Loss and decoherence at the quantum Hall - superconductor interface

TL;DR

This study investigates Andreev conversion at the superconductor-graphene interface in the quantum Hall regime, revealing unexpected temperature and magnetic field dependencies that could inform future hybrid device engineering.

Contribution

It provides a systematic analysis of Andreev conversion behavior in quantum Hall-superconductor interfaces, highlighting the role of vortices and decoupled dependencies on temperature and magnetic field.

Findings

Andreev conversion probability shows decoupled temperature and magnetic field dependence.

Superconducting vortices' normal cores influence electron absorption and dephasing.

Results suggest pathways for designing hybrid quantum devices.

Abstract

We perform a systematic study of Andreev conversion at the interface between a superconductor and graphene in the quantum Hall (QH) regime.

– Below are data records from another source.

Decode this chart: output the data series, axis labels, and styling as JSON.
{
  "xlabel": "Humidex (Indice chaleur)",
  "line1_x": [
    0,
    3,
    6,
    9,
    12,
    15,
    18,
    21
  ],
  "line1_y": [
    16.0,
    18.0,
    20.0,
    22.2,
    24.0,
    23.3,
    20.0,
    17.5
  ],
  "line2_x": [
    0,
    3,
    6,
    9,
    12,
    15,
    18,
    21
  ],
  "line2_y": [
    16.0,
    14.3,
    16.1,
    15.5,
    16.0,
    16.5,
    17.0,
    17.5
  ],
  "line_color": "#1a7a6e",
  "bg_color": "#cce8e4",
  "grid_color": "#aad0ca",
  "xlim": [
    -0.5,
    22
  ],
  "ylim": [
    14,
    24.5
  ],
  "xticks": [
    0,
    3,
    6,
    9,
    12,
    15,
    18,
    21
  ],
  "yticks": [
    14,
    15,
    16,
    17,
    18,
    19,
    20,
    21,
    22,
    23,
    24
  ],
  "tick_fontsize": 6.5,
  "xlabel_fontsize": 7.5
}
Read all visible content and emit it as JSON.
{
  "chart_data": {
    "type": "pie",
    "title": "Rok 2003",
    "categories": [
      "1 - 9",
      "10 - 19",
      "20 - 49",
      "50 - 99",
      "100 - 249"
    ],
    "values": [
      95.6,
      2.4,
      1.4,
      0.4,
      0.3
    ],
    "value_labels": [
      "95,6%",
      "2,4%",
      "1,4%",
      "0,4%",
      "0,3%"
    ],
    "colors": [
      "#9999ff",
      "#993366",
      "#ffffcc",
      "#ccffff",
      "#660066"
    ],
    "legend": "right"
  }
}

We find that the probability of Andreev conversion from electrons to holes follows an unexpected but clear trend: the dependencies on temperature and magnetic field are nearly decoupled. We discuss these trends and the role of the superconducting vortices, whose normal cores could both absorb and dephase the individual electrons in a QH edge. Our study may pave the road to engineering future generation of hybrid devices for exploiting superconductivity proximity in chiral channels.